One of the big points that people are making regarding class systems versus skill-based systems is that “skill-based systems are harder to balance.”
Balance is slightly stupid. As an overall concept when applied to co-op game systems, anyway.
If class systems are dependent on division of labor, then by definition, the classes must have different strengths. Even asking the question means that we want to compare apples and oranges. Thus, what we usually mean with “balance” is a very specific set of questions.
- at a given challenge level, do all the classes contribute approximately the same amount to success?
- at a given challenge level, can a single class perform the challenge as well any other given single class?
- in a head-to-head match-up, will one class beat another?
Consider the drummer versus the guitar player in a band. When they’re both playing “Voodoo Chile” they contribute measurably to success. When each tries to play it solo, the guitar player will do noticeably better. When they go head to head in competition, the choice of who does better very much depends on what they are asked to play. Ask for “In the Air Tonight” and the results may differ.

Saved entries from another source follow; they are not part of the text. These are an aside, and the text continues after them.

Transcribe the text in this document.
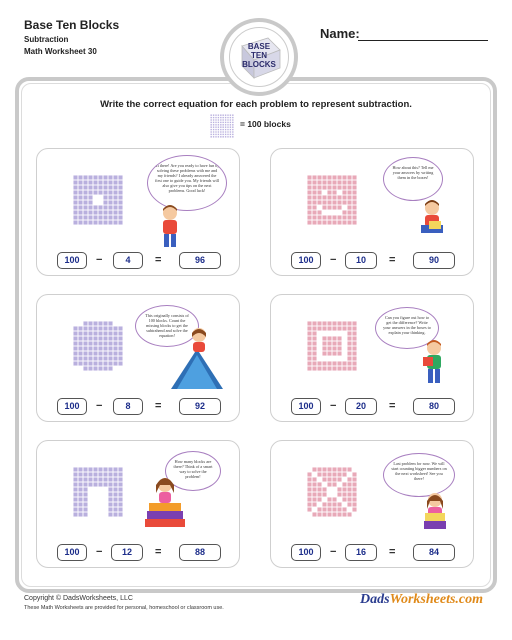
Base Ten Blocks
Subtraction
Math Worksheet 30
Name:
BASE
TEN
BLOCKS
Write the correct equation for each problem to represent subtraction.
= 100 blocks
Hi there! Are you ready to have fun by solving these problems with me and my friends? I already answered the first one to guide you. My friends will also give you tips on the next problems. Good luck!
100	−	4	=	96
How about this? Tell me your answers by writing them in the boxes!
100	−	10	=	90
This originally consists of 100 blocks. Count the missing blocks to get the subtrahend and solve the equation!
100	−	8	=	92
Can you figure out how to get the difference? Write your answers in the boxes to explain your thinking.
100	−	20	=	80
How many blocks are there? Think of a smart way to solve the problem!
100	−	12	=	88
Last problem for now. We will start counting bigger numbers on the next worksheet! See you there!
100	−	16	=	84
Copyright © DadsWorksheets, LLC
These Math Worksheets are provided for personal, homeschool or classroom use.
DadsWorksheets.com
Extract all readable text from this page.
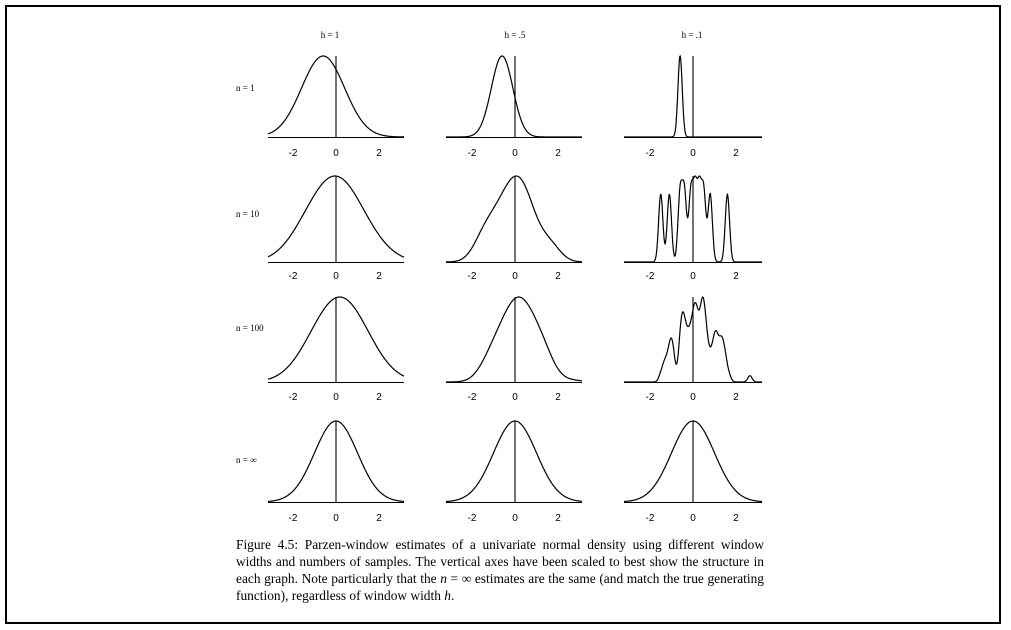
h = 1	h = .5	h = .1
n = 1
n = 10
n = 100
n = ∞
-2	0	2	-2	0	2	-2	0	2
-2	0	2	-2	0	2	-2	0	2
-2	0	2	-2	0	2	-2	0	2
-2	0	2	-2	0	2	-2	0	2
Figure 4.5: Parzen-window estimates of a univariate normal density using different window widths and numbers of samples. The vertical axes have been scaled to best show the structure in each graph. Note particularly that the n = ∞ estimates are the same (and match the true generating function), regardless of window width h.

Usually, what is the actual issue is that the division of labor isn’t actually clean. In the case of class systems today, we have everyone aiming at doing damage. So each class has a different augmenter to this basic ability. Some can heal themselves (or others) and thus last longer. Some can apply damage multipliers of various sorts. Some just do higher damage per second.
This is very very different from the notion of “balance” in head-to-head matches in virtually all other sorts of games, and it’s a situation unique to co-op games, I think. Since what we really have is multiple people playing for the same objective, these become just elements of choice. What’s more, they are usually designed to be interdependent choices, so that they are “balanced” by the expedient of not having any of them actually able to accomplish it solo. In effect, the combined group becomes one multiclassed character, a puppet controlled by multiple hands. You then design the challenges to that multiheaded target.
A real class system might say “sorry, healers don’t really do damage at all.” Or deny all damage spells to wizards. Instead, what we really have is different kinds of fighter. In other words, the reason why balance comes up because the classes aren’t actually very different at all. They all have the same goal. If they had different goals, then they’d have fundamentally different games to play. The healer would play to heal, not to kill things. (This right here was one of the core, fundamental differences between SWG and other MMORPGs).
Class jealousy arises because everyone is a fighter underneath. We don’t generally talk about whether a crafter is balanced to a fighter for good reason. There’s the true apples to oranges comparison.
So why is balance stupid? Well, you have two choices if you’re making all these classes aimed at the same challenge, e.g. combat.
- Now that you have created sixteen flavors of damage-dealer with different extra features (damage mitigation, damage multipliers, distance attacks, increased defense, damage over time, healing, etc etc etc), you can basically tune them so that the overall ratio of (DPS/damage taken) for a given fight is the same. In groups, these folks will act as damage multipliers; individuals in the group may be off the ideal ratio, but they can pump up the ratio of a tank to heights that result in winning the fight.
This is what we mean when we say a game is soloable.
But then, every strategy is equally good when you’re alone. You have the classes solely for tactical differentiation during combat. You don’t have the equivalent of artillery that supports infantry and cavalry, and so on, where there are strengths and weaknesses that make a given challenge harder or easier for you. You can compensate for this by having opponents that do better against one set of tactics versus another, but then by definition, this opponent will be “balanced for artillery” so to speak and your game will not be “balanced” because someone will complain that dragons are best taken down by cannons and their class isn’t allowed to use the big guns.
- Or you can say that the classes are all in fact different, like artillery, light infantry, heavy infantry, cavalry, and so on. Some will be successful at the challenges, and some won’t, but all will experience a damage multiplier overall when in a group. But you can’t call them balanced. And in fact, the ratio of (DPS/damage taken) will be very different from class to class. Particularly if the challenges faced have different characteristics.
This one is what we mean by “balanced for groups.”
There’s endless math tricks you can pull to get around these fundamental assumptions, and they make up the art of RPG design.
Balancing becomes easier in general when you aren’t trying to have sixteen ways of solving the same problem. That’s where the immediate (and generally invidious) comparisons come in. You can do this with classes, but nobody does. You can do it with skill-based systems, and people tend to because in skill-based systems you usually have the assumption that there is more than one type of problem to solve in the game.